China News Service, July 6. According to Taiwan's "Business Times" report, the Taiwan authorities' monetary policy authority announced that the foreign exchange reserves in June were US$548.963 billion, a monthly increase of US$109 million, the second consecutive month of increase.

  Cai Jiongmin, head of the foreign exchange department of the Taiwan authority's monetary policy authority, said that the change was mainly due to the depreciation of the euro and other currencies against the US dollar, which decreased after being converted into US dollars, and the higher return on investment and utilization of foreign exchange deposits.

The international dollar index soared above 105 to a 20-year high in June, rising 3.05% in the month, causing major non-US currencies to depreciate.

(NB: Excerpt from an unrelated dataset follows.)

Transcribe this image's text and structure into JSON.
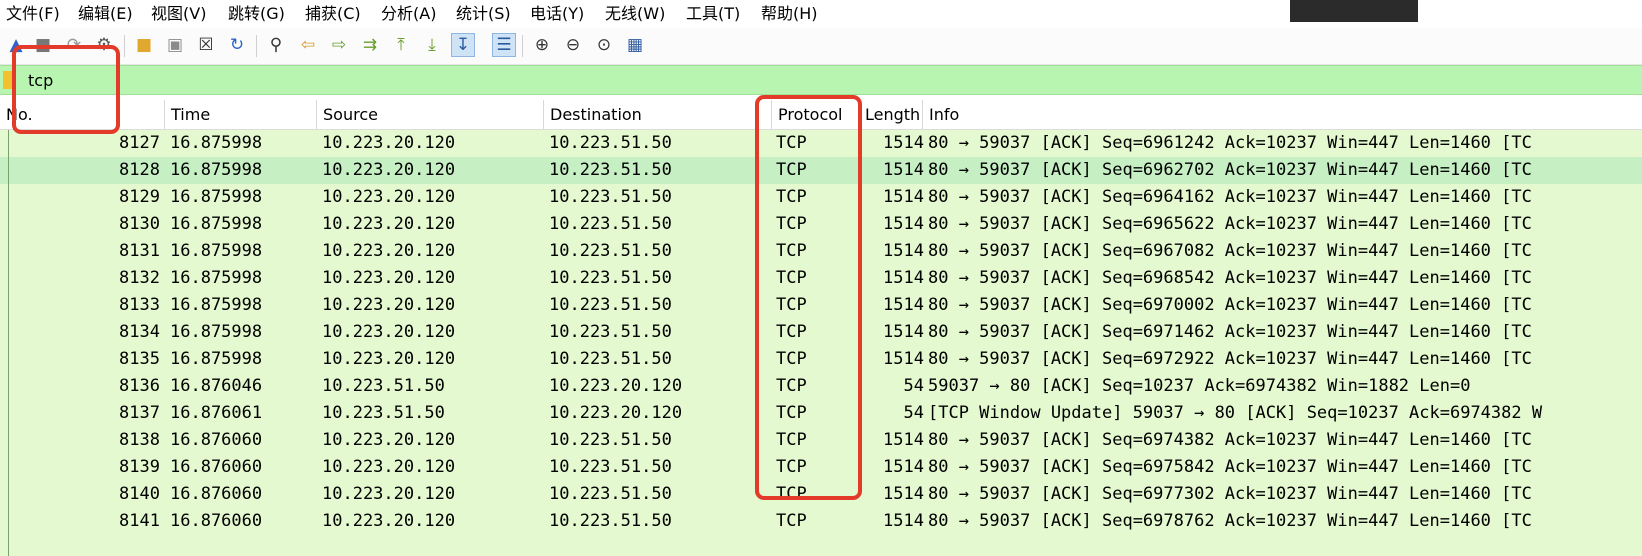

  Cai Jiongmin pointed out that among the major non-US currencies in the month, the euro fell by 2.79%, the Japanese yen fell by 6.22%, the British pound fell by 3.87%, the Australian dollar fell sharply by 4.11%, the Canadian dollar fell by 1.67%, and the RMB fell by 0.31%. Therefore, although the investment and utilization of foreign exchange reserves is not a "big month", it is not much, and the foreign exchange reserves still increase slightly.

At the end of June, foreign holdings of stocks and bonds on the island were calculated at the market price of the day, together with their NTD deposit balance of US$529.3 billion, which fell below US$600 billion in one fell swoop, and dropped by US$99.7 billion in a single month, making the equivalent foreign exchange reserve ratio exceeded 100% to 96%.

  Statistics from the monetary policy authority of the Taiwan authorities show that the data exceeded 100% for the first time in July 2020, and it has continued to rise since 2021, reaching a record high of 138% in December, but after April 2022, foreign sales exceeded Taiwan The remittance of stocks caused Taiwan stocks to plummet. In April and May, the equivalent ratio fell to 111% and 115%, and in June, it fell further below 100% to 96%.

  Cai Jiongmin explained that foreign capital actually did not go out that much in June. The amount of remittance together with principal and surplus was about US$5.189 billion, which was lower than the US$12 billion and US$8 billion in March and April. The remittance bought super Taiwan stocks, so it turned into a remittance of US$1 billion that month.

  Although the monetary policy authority of the other Taiwan authorities made a slight adjustment in June, the trading of foreign exchange contracts was balanced and did not affect the changes in foreign exchange reserves, unlike the obvious situation of foreign exchange sales in March and April.

In the second half of the year, the global stock market will continue to follow the trend of the US stock market. Cai Jiongmin emphasized that the current market view is pessimistic. Because of the high inflation in the United States, the Federal Reserve continues to raise interest rates. It is estimated that there will be 6 to 7 interest rate hikes after July. The fund rate will be 3% to 3.25% by the end of the year, or even 3.25% to 3.5%, which is not conducive to the performance of US stocks. Major Asian stock markets including Taiwan stocks will be negatively affected.